J’ai vu sur Instagram le témoignage de ces deux femmes en couple qui ont répondu à une interview et finalement elles ont décidé de ne pas la diffuser de peur d’être jugées par leurs familles et par leurs collègues de travail. On se rend compte qu’il est toujours extrêmement difficile d’aborder le sujet de l’homosexualité en 2024, que penses-tu de ce type de témoignage ?

Aline : C’est vrai que c’est toujours désolant ce genre de témoignage où tu ne peux pas être toi-même parce que finalement ça ne devrait pas être un compromis ou négociable. Et le problème, c’est que souvent les gens qui te recommandent de ne pas en parler sont des gens qui n’y connaissent rien et qui s’en foutent.
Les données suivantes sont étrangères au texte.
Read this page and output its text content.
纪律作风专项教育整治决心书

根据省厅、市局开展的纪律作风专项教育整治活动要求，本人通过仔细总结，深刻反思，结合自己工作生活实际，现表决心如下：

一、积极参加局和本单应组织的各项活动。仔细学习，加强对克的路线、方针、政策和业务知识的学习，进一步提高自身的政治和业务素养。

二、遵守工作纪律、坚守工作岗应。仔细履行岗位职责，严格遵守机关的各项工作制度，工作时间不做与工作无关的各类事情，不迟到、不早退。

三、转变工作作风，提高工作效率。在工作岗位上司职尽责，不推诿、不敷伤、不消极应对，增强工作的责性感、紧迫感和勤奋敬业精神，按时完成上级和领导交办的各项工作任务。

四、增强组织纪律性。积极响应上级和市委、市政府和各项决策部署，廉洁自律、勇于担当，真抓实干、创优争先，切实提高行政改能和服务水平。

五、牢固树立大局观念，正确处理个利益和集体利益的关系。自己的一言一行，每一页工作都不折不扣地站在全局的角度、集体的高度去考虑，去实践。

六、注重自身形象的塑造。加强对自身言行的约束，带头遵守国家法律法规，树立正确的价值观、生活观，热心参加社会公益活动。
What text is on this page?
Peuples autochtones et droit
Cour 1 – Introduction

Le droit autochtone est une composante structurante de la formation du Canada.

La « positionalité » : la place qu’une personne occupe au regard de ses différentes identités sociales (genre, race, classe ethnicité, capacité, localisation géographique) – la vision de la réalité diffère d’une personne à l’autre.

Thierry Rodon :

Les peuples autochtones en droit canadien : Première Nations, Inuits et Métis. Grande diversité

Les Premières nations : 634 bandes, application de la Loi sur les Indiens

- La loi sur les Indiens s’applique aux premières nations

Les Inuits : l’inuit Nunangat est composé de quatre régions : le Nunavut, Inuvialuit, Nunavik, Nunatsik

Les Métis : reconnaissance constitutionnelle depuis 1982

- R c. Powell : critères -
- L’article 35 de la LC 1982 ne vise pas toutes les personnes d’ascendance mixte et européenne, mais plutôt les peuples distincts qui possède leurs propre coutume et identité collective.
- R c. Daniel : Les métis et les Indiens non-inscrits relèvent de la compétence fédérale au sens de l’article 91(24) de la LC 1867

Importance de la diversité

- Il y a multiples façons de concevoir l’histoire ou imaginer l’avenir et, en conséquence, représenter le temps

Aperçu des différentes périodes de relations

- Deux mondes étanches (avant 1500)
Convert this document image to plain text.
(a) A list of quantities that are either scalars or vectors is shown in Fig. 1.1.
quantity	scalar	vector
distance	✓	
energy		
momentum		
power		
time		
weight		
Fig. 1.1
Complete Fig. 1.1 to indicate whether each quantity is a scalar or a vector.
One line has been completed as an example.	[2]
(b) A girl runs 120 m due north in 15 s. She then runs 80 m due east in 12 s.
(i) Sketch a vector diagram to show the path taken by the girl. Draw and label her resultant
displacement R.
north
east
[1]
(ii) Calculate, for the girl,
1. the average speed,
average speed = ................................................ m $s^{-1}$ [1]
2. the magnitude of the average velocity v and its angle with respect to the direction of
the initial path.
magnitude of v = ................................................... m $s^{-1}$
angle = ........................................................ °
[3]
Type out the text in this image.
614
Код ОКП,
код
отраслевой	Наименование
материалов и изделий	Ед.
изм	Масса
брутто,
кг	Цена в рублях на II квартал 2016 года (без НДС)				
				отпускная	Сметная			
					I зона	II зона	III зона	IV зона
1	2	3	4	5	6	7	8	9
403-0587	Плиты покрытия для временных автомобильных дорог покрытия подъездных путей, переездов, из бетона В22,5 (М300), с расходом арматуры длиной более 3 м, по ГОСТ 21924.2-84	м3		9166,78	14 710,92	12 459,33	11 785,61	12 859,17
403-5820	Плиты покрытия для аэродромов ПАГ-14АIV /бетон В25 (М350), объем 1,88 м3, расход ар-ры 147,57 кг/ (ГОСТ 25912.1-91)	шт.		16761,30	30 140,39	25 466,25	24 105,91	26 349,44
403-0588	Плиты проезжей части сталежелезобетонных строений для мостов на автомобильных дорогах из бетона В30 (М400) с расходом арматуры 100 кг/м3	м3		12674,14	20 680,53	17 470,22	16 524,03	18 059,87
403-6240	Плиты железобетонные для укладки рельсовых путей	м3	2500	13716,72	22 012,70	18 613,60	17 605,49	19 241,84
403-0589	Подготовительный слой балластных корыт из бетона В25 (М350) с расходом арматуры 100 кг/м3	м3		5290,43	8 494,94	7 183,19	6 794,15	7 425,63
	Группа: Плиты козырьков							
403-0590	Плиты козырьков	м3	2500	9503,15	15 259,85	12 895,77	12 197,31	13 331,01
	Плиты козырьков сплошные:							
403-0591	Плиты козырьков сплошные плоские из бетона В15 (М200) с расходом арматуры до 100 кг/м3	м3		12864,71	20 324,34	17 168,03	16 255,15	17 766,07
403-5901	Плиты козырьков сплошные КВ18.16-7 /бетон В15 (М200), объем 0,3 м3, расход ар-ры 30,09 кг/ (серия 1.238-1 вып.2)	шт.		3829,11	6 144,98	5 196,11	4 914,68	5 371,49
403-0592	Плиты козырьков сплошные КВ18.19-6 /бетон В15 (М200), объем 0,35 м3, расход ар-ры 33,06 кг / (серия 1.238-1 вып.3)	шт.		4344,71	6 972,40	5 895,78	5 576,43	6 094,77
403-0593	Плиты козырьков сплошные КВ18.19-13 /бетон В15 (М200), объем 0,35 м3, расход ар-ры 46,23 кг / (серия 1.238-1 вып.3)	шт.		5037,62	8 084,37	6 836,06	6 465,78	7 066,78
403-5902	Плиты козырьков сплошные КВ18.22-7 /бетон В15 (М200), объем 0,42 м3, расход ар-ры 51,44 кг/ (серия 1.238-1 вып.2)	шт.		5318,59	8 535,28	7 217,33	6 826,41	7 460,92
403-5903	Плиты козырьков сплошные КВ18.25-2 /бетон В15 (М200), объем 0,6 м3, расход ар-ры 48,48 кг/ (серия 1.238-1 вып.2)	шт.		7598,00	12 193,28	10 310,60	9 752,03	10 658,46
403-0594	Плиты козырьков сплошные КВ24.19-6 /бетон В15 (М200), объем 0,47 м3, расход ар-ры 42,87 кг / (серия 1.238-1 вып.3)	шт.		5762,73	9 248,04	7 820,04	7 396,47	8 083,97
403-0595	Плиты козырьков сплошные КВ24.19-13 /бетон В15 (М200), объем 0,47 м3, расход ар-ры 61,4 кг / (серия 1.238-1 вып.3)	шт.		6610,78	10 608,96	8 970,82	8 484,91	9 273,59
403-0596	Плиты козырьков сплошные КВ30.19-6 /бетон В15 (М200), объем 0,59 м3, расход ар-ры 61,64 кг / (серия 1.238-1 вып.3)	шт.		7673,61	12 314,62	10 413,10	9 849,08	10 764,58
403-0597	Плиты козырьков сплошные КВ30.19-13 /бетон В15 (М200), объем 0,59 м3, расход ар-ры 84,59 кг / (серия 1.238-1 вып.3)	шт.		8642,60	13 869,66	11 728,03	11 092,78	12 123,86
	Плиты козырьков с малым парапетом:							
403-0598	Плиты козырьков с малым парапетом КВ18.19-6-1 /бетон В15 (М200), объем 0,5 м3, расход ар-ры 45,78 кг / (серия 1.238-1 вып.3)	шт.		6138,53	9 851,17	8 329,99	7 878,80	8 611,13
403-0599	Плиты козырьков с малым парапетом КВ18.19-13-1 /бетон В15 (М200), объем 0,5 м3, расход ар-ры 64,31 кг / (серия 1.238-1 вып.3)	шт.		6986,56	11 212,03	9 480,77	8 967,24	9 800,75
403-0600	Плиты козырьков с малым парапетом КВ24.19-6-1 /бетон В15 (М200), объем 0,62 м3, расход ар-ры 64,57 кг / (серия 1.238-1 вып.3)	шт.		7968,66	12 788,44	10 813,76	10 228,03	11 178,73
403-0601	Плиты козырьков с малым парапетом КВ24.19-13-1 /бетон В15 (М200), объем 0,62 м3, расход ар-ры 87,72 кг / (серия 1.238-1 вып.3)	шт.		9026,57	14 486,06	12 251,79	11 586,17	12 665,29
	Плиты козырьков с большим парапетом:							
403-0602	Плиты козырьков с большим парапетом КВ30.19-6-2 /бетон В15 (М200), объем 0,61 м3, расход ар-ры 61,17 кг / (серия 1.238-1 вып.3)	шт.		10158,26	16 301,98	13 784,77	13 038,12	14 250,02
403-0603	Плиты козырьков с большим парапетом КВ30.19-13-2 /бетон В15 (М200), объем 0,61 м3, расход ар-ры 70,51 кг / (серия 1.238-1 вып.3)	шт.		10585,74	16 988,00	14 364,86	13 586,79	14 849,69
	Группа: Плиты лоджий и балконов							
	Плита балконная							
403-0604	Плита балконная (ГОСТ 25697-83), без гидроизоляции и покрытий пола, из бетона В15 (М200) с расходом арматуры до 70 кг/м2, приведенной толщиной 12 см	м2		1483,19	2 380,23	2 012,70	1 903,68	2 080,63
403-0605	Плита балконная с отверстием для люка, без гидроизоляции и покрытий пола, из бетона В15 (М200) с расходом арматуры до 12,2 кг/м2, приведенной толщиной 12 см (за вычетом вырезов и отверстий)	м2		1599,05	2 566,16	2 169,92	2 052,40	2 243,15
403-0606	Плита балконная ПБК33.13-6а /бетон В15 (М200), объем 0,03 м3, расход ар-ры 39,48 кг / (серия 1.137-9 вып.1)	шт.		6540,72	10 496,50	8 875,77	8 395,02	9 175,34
Ils se disent: “vivons heureux vivons cachés”. Je trouve ça tellement triste, je pense que tu travailles toujours mieux quand t’es toi-même.

C’est une évidence, il s’agit d’amour avant tout mais malheureusement tout le monde n’a pas cette tolérance. Parfois il s’agit aussi d’une question de génération, de tradition ou en effet d’une méconnaissance du sujet tout simplement. Je ne pensais pas m’exprimer ouvertement mais je crois que mon expérience personnelle pourra servir à d’autres personnes qui ne s’assument pas et gagneront un temps précieux dans leur vie, je l’espère. Aujourd’hui j’ai 37 ans, j’assume la personne que je suis et j’assume enfin ma bisexualité, même si en réalité je n’aime pas trop mettre des étiquettes car tout le monde peut changer de vie du jour au lendemain. J’ai mis tout de même 20 ans avant de dire aux gens réellement qui j’étais, je pense que certains seront surpris à la lecture de cet article d’apprendre que j’ai été mariée à une femme et non à un homme. On m’avait dit de garder ma vie privée pour moi, j’ai écouté notamment les conseils de ma mère, de la DRH, je ne leur en veux pas, je pense qu’elles ont voulu me préserver de certaines réflexions déplacées voire blessantes. Par contre je m’en voulais à moi-même car je suis une personne authentique et en cachant cette partie de moi je ne me sentais pas entière. J’ai attendu à chaque fois la fin de mon contrat pour me libérer de ce poids et pour présenter la personne avec qui j’étais éventuellement à ce moment-là. J’ai toujours voulu être discrète mais j’ai bien conscience qu’il est important de libérer la parole et de briser les tabous. Si je ne l’ai pas fait pour moi auparavant, je me dois de le faire aujourd’hui pour toutes ces personnes qui souffrent en silence.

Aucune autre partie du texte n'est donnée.